Examining entries in the seventh schedule, Justice Nagarathna observed that if a Parliamentary law such as the 1957 Act is enacted and deals with certain aspects of mineral development, to that extent the state legislature would not have the competence to pass any law on the said aspect.

Justice Nagarathna further opined that lands which comprise of mines and quarries or have mineral deposits do not fall within the purview of lands under Entry 49 of List II. She, therefore, rejected the contention of the States that value of minerals could be used as a measure to tax mineral bearing land under Entry 49 of List II.
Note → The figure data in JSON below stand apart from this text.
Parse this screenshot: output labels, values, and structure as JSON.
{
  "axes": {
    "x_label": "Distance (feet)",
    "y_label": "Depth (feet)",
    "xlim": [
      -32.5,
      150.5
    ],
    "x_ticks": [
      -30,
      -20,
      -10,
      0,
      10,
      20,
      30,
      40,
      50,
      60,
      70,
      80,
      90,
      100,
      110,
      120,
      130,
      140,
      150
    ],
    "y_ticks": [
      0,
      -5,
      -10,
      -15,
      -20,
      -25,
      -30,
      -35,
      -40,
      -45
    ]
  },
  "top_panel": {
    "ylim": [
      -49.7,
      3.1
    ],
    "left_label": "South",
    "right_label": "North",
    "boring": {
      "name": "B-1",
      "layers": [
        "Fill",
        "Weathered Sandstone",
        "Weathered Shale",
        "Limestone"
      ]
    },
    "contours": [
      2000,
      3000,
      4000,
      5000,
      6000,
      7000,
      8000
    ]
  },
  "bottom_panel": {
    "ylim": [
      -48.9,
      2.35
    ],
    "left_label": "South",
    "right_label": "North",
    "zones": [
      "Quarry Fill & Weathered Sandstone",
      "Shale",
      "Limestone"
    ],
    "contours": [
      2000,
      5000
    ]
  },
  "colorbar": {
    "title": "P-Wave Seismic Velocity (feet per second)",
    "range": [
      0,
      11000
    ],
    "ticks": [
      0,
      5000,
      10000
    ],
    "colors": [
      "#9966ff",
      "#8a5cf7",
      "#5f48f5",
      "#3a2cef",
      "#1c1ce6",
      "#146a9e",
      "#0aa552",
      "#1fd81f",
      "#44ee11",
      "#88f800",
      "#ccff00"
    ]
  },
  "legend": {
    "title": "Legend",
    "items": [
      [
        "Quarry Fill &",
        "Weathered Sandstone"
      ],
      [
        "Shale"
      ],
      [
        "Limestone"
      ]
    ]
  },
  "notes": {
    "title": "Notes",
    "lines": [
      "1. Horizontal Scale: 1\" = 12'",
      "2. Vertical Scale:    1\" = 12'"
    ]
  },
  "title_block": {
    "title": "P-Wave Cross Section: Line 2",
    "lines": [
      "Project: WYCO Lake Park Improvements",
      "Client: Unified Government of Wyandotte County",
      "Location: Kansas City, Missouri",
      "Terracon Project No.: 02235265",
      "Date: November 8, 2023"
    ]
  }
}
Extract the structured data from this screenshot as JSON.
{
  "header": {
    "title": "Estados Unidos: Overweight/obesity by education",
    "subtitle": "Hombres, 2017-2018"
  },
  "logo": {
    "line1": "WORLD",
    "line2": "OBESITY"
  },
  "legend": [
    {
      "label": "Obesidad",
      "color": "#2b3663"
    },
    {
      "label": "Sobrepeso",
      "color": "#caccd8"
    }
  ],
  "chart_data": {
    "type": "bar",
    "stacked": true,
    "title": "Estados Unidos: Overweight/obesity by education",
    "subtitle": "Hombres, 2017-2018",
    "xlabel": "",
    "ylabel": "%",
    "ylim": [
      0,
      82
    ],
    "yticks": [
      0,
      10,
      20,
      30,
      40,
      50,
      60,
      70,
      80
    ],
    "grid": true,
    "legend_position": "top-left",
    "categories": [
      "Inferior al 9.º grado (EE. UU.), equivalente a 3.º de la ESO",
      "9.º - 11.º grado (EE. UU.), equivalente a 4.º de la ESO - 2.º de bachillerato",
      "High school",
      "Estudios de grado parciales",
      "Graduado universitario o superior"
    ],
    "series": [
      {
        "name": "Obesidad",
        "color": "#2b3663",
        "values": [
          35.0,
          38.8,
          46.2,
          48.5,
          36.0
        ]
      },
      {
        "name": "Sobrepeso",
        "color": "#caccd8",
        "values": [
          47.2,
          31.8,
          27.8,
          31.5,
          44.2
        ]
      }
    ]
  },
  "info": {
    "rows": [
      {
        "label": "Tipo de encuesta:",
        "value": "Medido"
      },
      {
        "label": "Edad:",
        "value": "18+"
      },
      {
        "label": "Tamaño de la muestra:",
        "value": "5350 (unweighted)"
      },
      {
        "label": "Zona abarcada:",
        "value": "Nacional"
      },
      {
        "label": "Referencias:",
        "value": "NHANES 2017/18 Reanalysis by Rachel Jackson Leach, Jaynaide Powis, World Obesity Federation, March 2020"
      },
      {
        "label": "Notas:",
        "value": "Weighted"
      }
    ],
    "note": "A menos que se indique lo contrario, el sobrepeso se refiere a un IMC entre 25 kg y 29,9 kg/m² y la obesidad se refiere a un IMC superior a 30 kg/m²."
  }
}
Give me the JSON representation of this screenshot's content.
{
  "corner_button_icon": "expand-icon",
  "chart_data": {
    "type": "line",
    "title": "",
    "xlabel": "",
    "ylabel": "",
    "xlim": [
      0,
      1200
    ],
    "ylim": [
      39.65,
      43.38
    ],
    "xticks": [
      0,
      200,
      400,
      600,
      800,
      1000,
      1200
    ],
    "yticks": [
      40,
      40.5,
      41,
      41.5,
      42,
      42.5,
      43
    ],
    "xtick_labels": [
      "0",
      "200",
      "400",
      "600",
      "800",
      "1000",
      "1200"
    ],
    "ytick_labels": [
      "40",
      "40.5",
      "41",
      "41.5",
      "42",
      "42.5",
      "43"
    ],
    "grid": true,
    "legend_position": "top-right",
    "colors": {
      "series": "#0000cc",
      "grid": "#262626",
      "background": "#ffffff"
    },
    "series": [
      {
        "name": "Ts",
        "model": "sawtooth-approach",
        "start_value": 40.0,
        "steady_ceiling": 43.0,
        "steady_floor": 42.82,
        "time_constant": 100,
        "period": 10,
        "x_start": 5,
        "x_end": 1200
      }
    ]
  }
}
This, the judge asserted, would amount to “double taxation” imposed by two different Legislatures: one, by the state legislature on the mineral bearing land under Entry 49  of List II, and again for conducting a mining operation under Section 9 of the 1957 Act, which is a Parliamentary law, but also paid to the State Government.

In her opinion, Justice Nagarathna ruled that the decision in the India Cement case was correct and that the 2004 judgment was incorrect and should be overruled.

Apart from the legal concerns, she also felt that the 2004 judgment “lost sight of the implication and the adverse impact that its view would have on mineral development in the country”.

Referring to the Sarkaria Commission report, Justice Nagarathna observed, “Therefore, the respective Entries in Lists I and II, namely, the Union List and the State List respectively, have been so drafted in order to ensure that there is overall mineral development in the country as a whole, rather than particular States possessing the mineral wealth acting contrary to the overall welfare of the country and against the economic interest of the other States.”